Audiovisual performance by Alfredo Genovesi (guitar and effects) and Emese Csornai (concept, montage, overhead projection)
A Forest

Audiovisual performance by Alfredo Genovesi (guitar and effects) and Emese Csornai (concept, montage, overhead projection)
This installation was my endexam at Rietveld Academie in 2009, and a replica has been exhibited in The Curious Matter exhibition in 2010
It was originally installed in a 12m high staircase, stairs going around it. 3 horizontally placed half transparent glass plates with 3 meters distance from each other and the ground. The three glass plates hung from metal threads that were attached to the roof.
The plates filled the gap of the stairs almost fully.
On each plate there is a canon of 10 minutes video loop. It was picturing water falling through the screens.
This work was scaled, timed and directed in such a way, to give a strange bodily sensation to the spectator who is in the staircase, or under the installation, which wouldn’t resolve itself, until the viewer concluded: this is water falling up, or this is a representation of water.
This is an experiment made by modelling reality with 2 dimensional layers, and reflection on the philosophy of Henry Bergson on spinal and cortical reactions.
This is a two-screen projection loop of 4′ 07″.
These images show the two screens (left and right) as one image, in even distances from the viewer.
The two projections are timed together.
I was researching to find a way to compare two female bodies without sexual or rivalizing connotations.
Each screen pictures two female forms, one as a positive form and one as a negative.
I positioned my models in classic painterly poses of picturing nudity, and asked them to breathe calmly.
Finally I ended up in landscape.
(The models are not credited here due to their own wish)
Spleen (2009)
Visual concert with Alfredo Genovesi and Simone Giacomini
60′ performance
Performance giving dramaturgy and identity to space with the use of light in different sfumato stages, and by it creating a memory in space. Using sequences by overhead-and videoprojection, that fixate the memory in order to ignore reality and the rest of the sequence.
A game with presence and perception.
Handcrafted mirror installation
9 pieces spread over 2㎥
What are we doing here?
Gathering and spreading lights, searching for truth or relevance, filtered by our distortion, depending on each other.
Hanging.
Previously exhibited in Chassekerk in 2008 and in Mezrab in 2010 in The Curious Matter exhibition.

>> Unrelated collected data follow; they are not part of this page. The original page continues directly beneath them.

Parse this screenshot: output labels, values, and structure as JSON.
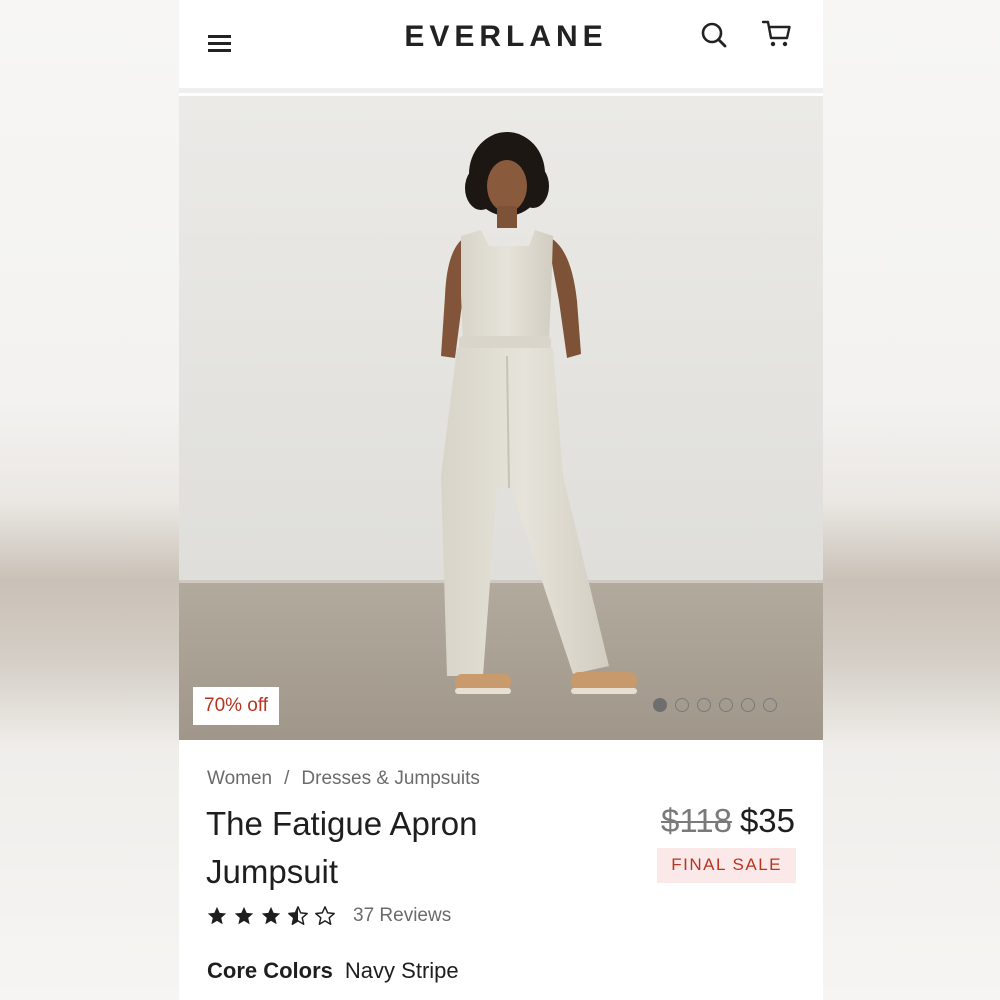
{
  "header": {
    "logo": "EVERLANE",
    "icons": [
      "menu-icon",
      "search-icon",
      "cart-icon"
    ]
  },
  "hero": {
    "badge": "70% off",
    "carousel_total": 6,
    "carousel_active": 1
  },
  "breadcrumb": {
    "items": [
      "Women",
      "Dresses & Jumpsuits"
    ],
    "separator": "/"
  },
  "product": {
    "title": "The Fatigue Apron Jumpsuit",
    "old_price": "$118",
    "price": "$35",
    "sale_label": "FINAL SALE",
    "rating": 3.5,
    "rating_max": 5,
    "reviews": "37 Reviews",
    "colors_label": "Core Colors",
    "color_value": "Navy Stripe"
  },
  "colors": {
    "sale_text": "#b8341f",
    "sale_bg": "#fbe9e9",
    "text": "#1e1e1e",
    "muted": "#6b6b6b"
  }
}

As the proprietor of the cultural space in which the works were exhibited I spent days in close proximity to the pieces. The piece that I felt most drawn to was the installation of the nine mirrors. They were beautiful to watch, sometimes resembling raindrops, other times disembodied breasts of various sizes, floating in our space. It is only after a few days of walking near them and through them that I started seeing myself and my surrounding in the mirrors. Suddenly they were transformed from an aesthetically beautiful piece to watch to a conduit for watching myself and my own space, it was a eureka moment! I usually take the time to digest a piece of art. After some time I either “get” it or not. But to think to get a piece and to be so utterly surprised by it after many days was an inspiring moment, and a testament to the playful inspiration of the artist.